Any fan of the Chicago Cubs can recall the team’s various meltdowns and disappointments by nothing more than shorthand. Start with the curses of the Billy Goat – coinciding with a loss in the 1945 World Series, the last the team has appeared in to date – and the Black Cat, which preceded an infamous late-season collapse in 1969.
Then, too, there is Bartman, as in the surname of the hapless fan who reached for a foul ball during Game 6 of the 2003 National League Championship Series. Many blamed the fan when the Cubs’ left-fielder missed the ball on the play, which would have been the second out of the inning.
Chicago, ahead 3-0 at the time and five outs from a pennant-clinching win, then gave up 8 runs. A day later, the Cubs lost the deciding seventh game at Wrigley Field, their beloved, cozy, but all-too-often doomed ballpark on the north side of the city.
As the late, great Cubs announcer Jack Brickhouse put it, referring to the franchise’s last World Series triumph in 1908, “Any team can have a bad century.”
This fall, it’s beginning to look like Cubs’ fans long-running lament of “wait till next year” may be nearing retirement. In the final days of the season, the Cubs have the best record in baseball and recently won the National League Central division title.
And they’re not plucky upstarts. Under manager Joe Maddon, who led the team to the league championship series in 2015 during his first year on the job, the Cubs are confident winners instead of lovable losers.
Their roster includes one of the best pitching staffs, led by reigning Cy Young winner Jake Arrieta and clutch hurler Jon Lester, as well as a nucleus of All-Stars including Kris Bryant, Anthony Rizzo, and Addison Russell.
To many around baseball, the surprise would be if the Cubs don’t win it all. No matter what happens, you can count on a chorus of questions about whether this is the year for Chicago fans and constant crash courses in previous Cubs miseries. Once the Boston Red Sox ended their own curse — of the Bambino, as in an ill-fated trade of future Hall of Famer Babe Ruth — by winning the 2004 World Series after 86 years without a title and the Cleveland Cavaliers basketball team won the NBA finals earlier this year (the first time any major Cleveland team had come out on top in a championship since 1964), the Cubs became the symbol of relentless sports futility.
If the Cubs snap their century-plus World Series drought this year, the rewards will be many, but money won’t be anywhere near the top of that list.
“For the city, it will be spiritually uplifting,” says Andrew Zimbalist, a Smith College professor and sports economist. “It will be as good as a visit from the maharishi.”
The Cubs could reap as much as $15 million to $20 million in additional revenue with a World Series run, Zimbalist estimates. In March, Forbes magazine estimated the Cubs’ generated revenue of $340 million last year with operating income of about $51 million.
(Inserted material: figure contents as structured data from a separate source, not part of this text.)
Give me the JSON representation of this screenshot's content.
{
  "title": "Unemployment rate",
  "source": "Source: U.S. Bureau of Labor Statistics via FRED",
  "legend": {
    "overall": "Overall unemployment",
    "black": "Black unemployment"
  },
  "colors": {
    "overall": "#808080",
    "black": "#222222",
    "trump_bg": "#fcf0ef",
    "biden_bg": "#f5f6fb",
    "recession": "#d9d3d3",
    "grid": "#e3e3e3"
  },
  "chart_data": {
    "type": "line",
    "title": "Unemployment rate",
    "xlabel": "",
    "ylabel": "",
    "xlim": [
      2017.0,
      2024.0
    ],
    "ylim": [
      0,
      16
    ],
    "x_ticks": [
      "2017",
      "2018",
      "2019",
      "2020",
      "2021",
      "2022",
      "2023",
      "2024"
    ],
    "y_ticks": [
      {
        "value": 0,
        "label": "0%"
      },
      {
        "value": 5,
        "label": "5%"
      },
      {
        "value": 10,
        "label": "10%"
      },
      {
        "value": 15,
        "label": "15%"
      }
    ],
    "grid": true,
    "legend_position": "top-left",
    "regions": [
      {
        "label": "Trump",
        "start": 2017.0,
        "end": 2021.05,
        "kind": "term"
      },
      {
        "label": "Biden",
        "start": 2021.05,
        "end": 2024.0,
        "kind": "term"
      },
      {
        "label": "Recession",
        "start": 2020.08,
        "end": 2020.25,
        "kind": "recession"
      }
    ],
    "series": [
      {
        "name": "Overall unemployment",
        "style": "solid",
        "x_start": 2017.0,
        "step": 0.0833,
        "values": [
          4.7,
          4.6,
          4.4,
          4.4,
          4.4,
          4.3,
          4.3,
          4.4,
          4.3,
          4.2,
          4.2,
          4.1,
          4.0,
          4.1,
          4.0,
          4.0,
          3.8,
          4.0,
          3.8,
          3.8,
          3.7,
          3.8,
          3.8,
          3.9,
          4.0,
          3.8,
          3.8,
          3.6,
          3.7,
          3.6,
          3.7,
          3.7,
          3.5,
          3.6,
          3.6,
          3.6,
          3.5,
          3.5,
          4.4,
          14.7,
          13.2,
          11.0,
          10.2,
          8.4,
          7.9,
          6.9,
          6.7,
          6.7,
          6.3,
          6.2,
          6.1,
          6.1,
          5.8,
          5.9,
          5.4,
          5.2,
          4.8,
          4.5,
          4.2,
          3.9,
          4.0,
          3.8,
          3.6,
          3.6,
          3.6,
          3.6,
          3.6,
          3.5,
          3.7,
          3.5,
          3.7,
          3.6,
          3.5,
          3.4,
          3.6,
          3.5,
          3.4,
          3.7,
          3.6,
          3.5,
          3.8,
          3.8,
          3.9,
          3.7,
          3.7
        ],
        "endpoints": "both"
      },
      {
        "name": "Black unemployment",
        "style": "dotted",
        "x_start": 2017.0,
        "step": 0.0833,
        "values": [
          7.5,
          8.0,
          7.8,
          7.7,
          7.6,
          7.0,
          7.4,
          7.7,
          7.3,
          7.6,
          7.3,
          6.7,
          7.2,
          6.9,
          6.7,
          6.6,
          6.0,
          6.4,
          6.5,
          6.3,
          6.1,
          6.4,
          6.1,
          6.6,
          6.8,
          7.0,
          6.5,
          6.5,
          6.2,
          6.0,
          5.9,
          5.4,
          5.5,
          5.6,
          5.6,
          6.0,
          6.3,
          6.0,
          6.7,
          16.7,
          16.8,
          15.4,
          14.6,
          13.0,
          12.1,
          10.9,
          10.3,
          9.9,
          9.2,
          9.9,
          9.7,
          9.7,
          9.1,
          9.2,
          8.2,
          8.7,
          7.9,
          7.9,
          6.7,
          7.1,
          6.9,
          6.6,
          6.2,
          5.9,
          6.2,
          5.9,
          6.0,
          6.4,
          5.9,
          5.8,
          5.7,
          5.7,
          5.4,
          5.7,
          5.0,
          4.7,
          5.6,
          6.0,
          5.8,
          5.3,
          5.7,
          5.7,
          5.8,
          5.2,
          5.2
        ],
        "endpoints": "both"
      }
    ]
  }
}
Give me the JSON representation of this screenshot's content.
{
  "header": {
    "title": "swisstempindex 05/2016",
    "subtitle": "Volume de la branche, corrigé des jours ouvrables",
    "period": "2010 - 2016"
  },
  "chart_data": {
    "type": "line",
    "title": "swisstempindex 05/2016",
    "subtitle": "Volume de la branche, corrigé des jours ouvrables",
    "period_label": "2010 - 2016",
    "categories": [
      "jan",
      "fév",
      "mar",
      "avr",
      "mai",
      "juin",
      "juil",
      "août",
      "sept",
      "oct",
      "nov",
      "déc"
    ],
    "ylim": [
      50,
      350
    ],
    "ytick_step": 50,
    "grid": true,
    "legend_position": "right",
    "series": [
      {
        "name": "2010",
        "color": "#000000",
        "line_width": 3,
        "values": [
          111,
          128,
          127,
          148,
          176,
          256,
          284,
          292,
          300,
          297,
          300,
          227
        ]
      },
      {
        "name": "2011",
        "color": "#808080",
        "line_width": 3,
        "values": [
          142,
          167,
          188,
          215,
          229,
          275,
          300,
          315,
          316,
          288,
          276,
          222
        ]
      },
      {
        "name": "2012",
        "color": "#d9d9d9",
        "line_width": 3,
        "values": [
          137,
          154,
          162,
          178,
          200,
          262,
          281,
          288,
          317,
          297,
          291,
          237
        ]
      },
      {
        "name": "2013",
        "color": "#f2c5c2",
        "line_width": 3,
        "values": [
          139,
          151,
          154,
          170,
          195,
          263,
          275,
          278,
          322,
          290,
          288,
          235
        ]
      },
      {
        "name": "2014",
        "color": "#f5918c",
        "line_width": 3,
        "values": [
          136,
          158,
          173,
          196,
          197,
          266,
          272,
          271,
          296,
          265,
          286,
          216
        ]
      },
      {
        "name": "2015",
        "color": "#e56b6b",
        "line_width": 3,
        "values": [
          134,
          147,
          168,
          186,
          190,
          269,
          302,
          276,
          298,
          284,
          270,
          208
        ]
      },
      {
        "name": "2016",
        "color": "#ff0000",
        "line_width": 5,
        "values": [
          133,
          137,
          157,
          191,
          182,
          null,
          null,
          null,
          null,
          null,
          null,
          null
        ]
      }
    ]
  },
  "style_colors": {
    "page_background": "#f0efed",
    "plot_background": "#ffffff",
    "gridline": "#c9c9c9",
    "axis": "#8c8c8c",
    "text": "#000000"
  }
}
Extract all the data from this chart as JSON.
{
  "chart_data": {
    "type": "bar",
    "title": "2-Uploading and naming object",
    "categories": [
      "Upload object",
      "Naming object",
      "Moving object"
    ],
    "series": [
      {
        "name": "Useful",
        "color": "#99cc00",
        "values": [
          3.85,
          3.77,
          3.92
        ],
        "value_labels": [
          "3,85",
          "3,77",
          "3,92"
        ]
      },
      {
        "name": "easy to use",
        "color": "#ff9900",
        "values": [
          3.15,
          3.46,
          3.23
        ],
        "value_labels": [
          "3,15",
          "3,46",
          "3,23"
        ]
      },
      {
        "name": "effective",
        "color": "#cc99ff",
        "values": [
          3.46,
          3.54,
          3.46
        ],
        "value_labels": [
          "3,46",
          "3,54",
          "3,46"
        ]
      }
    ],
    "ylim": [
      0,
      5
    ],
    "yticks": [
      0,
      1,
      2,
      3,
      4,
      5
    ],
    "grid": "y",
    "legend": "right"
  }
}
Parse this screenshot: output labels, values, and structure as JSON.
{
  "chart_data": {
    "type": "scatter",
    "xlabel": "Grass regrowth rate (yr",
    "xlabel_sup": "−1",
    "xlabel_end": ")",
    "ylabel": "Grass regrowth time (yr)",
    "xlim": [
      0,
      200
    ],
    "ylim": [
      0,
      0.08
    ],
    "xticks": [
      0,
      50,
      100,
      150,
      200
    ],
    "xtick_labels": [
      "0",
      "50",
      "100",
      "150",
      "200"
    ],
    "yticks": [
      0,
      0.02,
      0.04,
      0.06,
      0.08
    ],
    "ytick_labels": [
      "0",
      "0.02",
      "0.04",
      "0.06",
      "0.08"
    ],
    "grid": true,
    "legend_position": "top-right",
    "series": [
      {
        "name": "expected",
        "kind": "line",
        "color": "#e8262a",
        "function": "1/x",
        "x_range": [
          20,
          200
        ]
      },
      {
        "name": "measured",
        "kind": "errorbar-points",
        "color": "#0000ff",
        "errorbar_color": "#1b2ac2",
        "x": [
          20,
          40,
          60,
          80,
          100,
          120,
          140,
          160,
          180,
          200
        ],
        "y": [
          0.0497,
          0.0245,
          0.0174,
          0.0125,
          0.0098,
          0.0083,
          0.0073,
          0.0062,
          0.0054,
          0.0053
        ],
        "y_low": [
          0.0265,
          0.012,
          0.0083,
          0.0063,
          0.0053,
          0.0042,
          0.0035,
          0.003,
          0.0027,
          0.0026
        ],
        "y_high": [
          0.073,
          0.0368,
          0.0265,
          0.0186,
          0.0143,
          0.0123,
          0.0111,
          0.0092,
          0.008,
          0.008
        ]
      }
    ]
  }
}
The financial magazine values the franchise at $2.2 billion, fifth-most in Major League Baseball.
Considering the Ricketts family paid $700 million in 2009 to acquire the Cubs, it’s clear the investment has already paid off, championship or not. Wrigley Field, even in the Cubs’ many lean years, packed in large crowds eager to see the throwback ballpark and celebrate the ritual of afternoon baseball. (The stadium, opened in 1914, was the last to stage night games, adding lights in 1988.)
Zimbalist says the already-popular Cubs will likely sell even more tickets in the next few years with a championship – and command higher ticket prices and advertising rates.
But these are the Cubs. Is there a downside for fans used to so much heartbreak? “Bear in mind, there’s a pleasure in waiting and a pleasure in the expectation of, will this be the year?" he says. "If the Cubs win, all of that tension will be released – it will, in certain ways, dissipate the enjoyment of the fan interest.”
That sounds like the kind of problem most Cubs fans would love to face.